Buying Assets and Companies in Bankruptcy

Purchase of assets and companies in bankruptcy

According to the Statistical Yearbook of insolvency 2014, published by the Association of Registrars of Property, Chattels and Mercantile of Spain, in the year 2014, 92.47% of insolvent companies began the next phase they did to enter in liquidation. It is very similar to that observed in the 2006-2013 figure (ie, since no official records). This confirms that the bankruptcy liquidating still a marked trend. However, the sale of bankruptcy assets not only take place at the seat of the liquidation phase (alternative to the Convention Creditors or consecutive to it in case of being breached) but can also be given “direct sales” of the company as a whole or of productive units and other profitable assets in any state it is in competition, in order to prevent the continuation of business activity damaging or malbarate the value of the assets to be transmitted.

The sale of assets in the liquidation phase is aimed at the realization of assets of the insolvent for the most liquid possible in order to satisfy creditors, according to the legal priority of payment. essential document to this effect is the “Settlement Plan” to be prepared by the Bankruptcy Administration. In basic lines, it will be sent to the Inventory of Assets and Rights to determine both the assets to liquidate as the value thereof and regulate the procedure of “realization”. Once approved by the Bankruptcy Judge, it is made available to those interested in the Judicial Office (creditors are not notified personally, unless they are personates in bankruptcy proceedings). Its function is to determine the guidelines of “realization” (mainly for sale) of the bankruptcy assets, under the principles of seeking greater value and conservation of the company.

Whenever feasible, shall consider the unitary disposition (collectively) of establishments, farms and any other productive units of goods and services insolvent. However, if so deemed in the interest of the contest it may involve the disposal of all isolated elements or components of some of them. You must have enough detail, and what no provision shall apply supplementarily legal settlement rules under the Bankruptcy Act.

The latest reforms of the Bankruptcy Act operated under liquidation advocate promote the sale “block” of the company, or its autonomous production units, favoring the buyer continue the activity for the benefit of the company, of employees, workers and the economy in general.

This alternative is especially attractive to companies that want to expand business or entrepreneurs who are to start its journey under the support of organized business structure and thinking.

Now, the promises of an eventual acquisition at a price below market should not lead to forget the importance of taking appropriate precautions.

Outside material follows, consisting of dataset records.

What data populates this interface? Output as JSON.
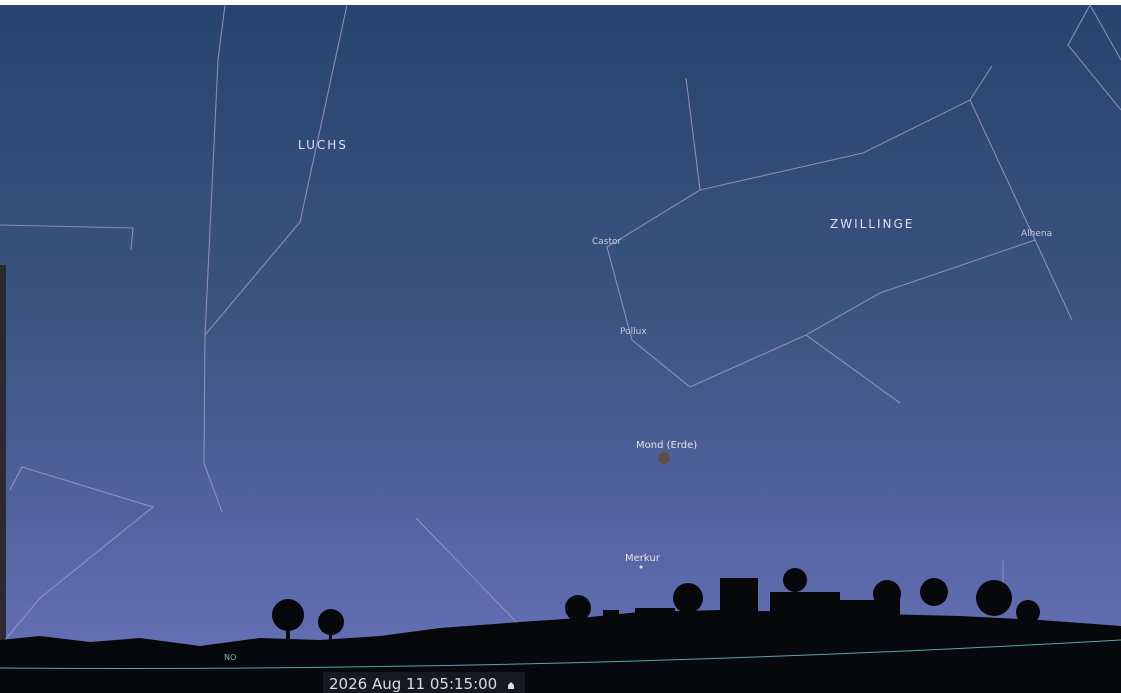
{
  "sky_labels": {
    "constellations": [
      "LUCHS",
      "ZWILLINGE"
    ],
    "stars": [
      "Castor",
      "Pollux",
      "Alhena"
    ],
    "planets": [
      "Mond (Erde)",
      "Merkur"
    ],
    "compass": "NO"
  },
  "time_bar": {
    "datetime": "2026 Aug 11 05:15:00"
  }
}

It is highly advisable to carry out a due diligence of the company, as comprehensive as circumstances permit. That is, undertake a review of the state debt, to monitor and inventory assets, checking the actual state of the same, the existence of the infringing goods and the eventual inclusion in the lot of assets subject to the payment of credits with special privilege ( eg mortgage loans) that could lead subrogation by the acquirer in the debtor’s obligation and from the labor standpoint, determining the template to pass and the state and circumstances of wage and social debts unpaid, among others aspects.